Battle Forge is one of ATI's spotlight (my terminology) games for the HD 5000 series cards, as it offers both DX11 and proper Eyefinity support. The game offers a number of DX11 features, and a wealth of options for tuning performance. Specifically, Battle Forge uses DX11 and Shader Model 5.0 to compute HighDefinition Ambient Occlusion (HDAO). For our tests we maxed out all of the settings and forced DX11 through the config.xml file.
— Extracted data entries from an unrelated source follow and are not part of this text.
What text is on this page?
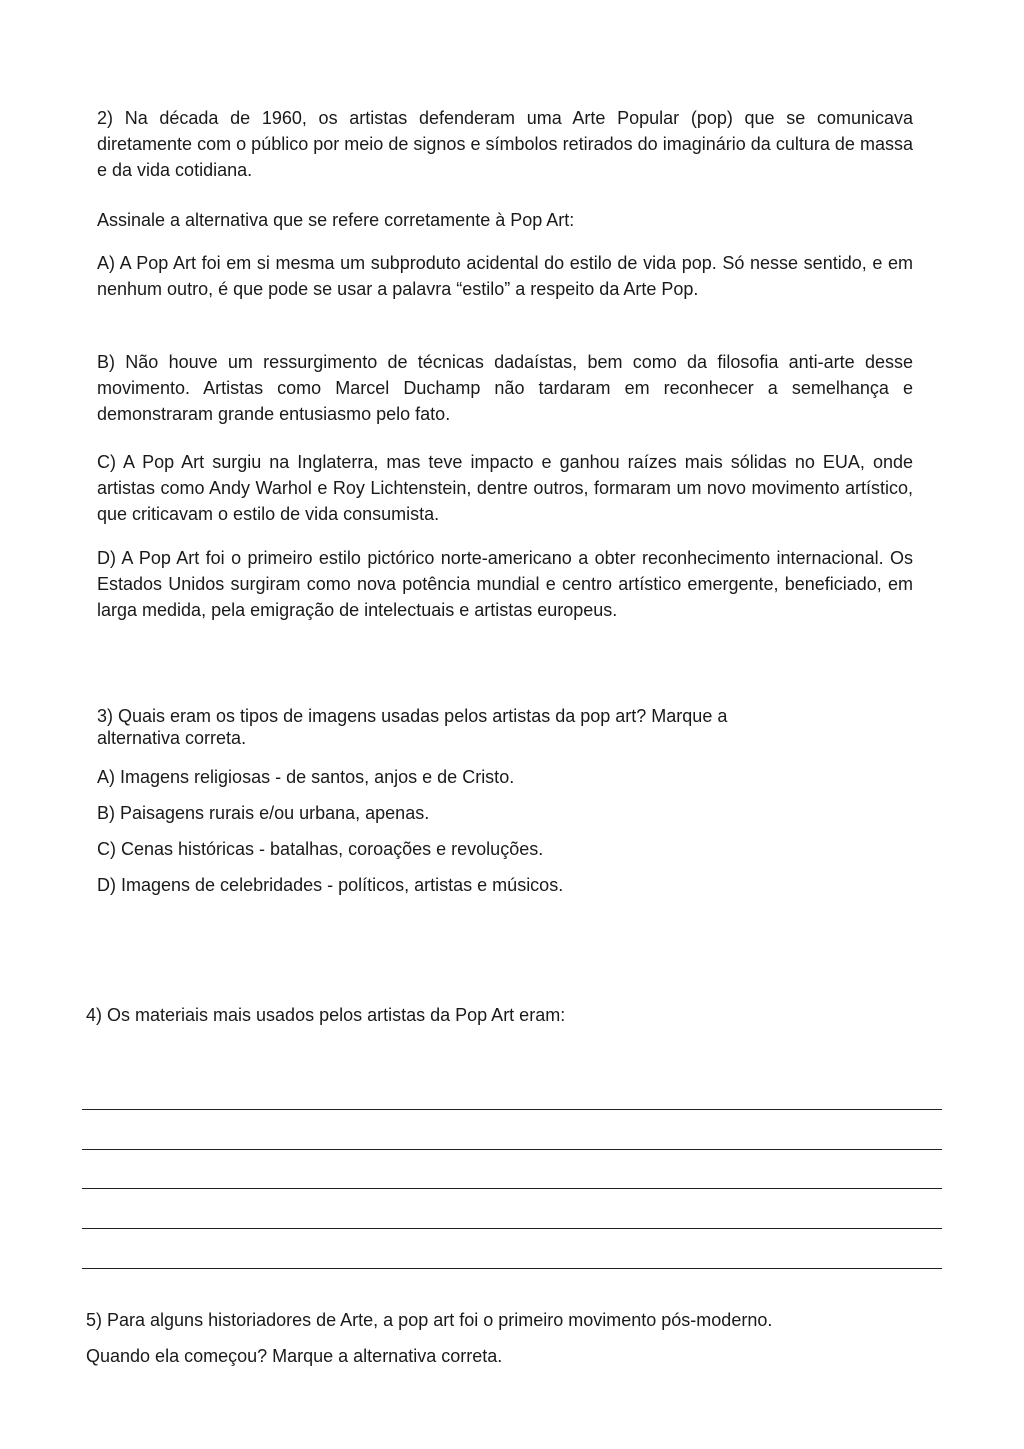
2) Na década de 1960, os artistas defenderam uma Arte Popular (pop) que se comunicava diretamente com o público por meio de signos e símbolos retirados do imaginário da cultura de massa e da vida cotidiana.
Assinale a alternativa que se refere corretamente à Pop Art:
A) A Pop Art foi em si mesma um subproduto acidental do estilo de vida pop. Só nesse sentido, e em nenhum outro, é que pode se usar a palavra “estilo” a respeito da Arte Pop.
B) Não houve um ressurgimento de técnicas dadaístas, bem como da filosofia anti-arte desse movimento. Artistas como Marcel Duchamp não tardaram em reconhecer a semelhança e demonstraram grande entusiasmo pelo fato.
C) A Pop Art surgiu na Inglaterra, mas teve impacto e ganhou raízes mais sólidas no EUA, onde artistas como Andy Warhol e Roy Lichtenstein, dentre outros, formaram um novo movimento artístico, que criticavam o estilo de vida consumista.
D) A Pop Art foi o primeiro estilo pictórico norte-americano a obter reconhecimento internacional. Os Estados Unidos surgiram como nova potência mundial e centro artístico emergente, beneficiado, em larga medida, pela emigração de intelectuais e artistas europeus.
3) Quais eram os tipos de imagens usadas pelos artistas da pop art? Marque a
alternativa correta.
A) Imagens religiosas - de santos, anjos e de Cristo.
B) Paisagens rurais e/ou urbana, apenas.
C) Cenas históricas - batalhas, coroações e revoluções.
D) Imagens de celebridades - políticos, artistas e músicos.
4) Os materiais mais usados pelos artistas da Pop Art eram:
5) Para alguns historiadores de Arte, a pop art foi o primeiro movimento pós-moderno.
Quando ela começou? Marque a alternativa correta.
The test is actually quite strenuous with the number of objects, effects and particles on the screen at one time. There is a noticeable performance increase as you scale across the cards, and then trend actually continues all the way across a pair of Eyefinity6 cards in CrossFireX.
Again the 5770 and 5750 both offer fairly linear scaling, especially in widescreen. 30fps isn't attainable in either widescreen or Eyefinity with all settings maxed. Playable framerates can be achieved with reduced settings.
Hitting 60fps
Widescreen - 50fps by reducing resolution to 1600x900, 0xAA, turned off DX11 and SSAO and set everything to Medium quality.
Eyefinity - 29fps by reducing the resolution to 4800x900 (3x1600x900) and using the above settings.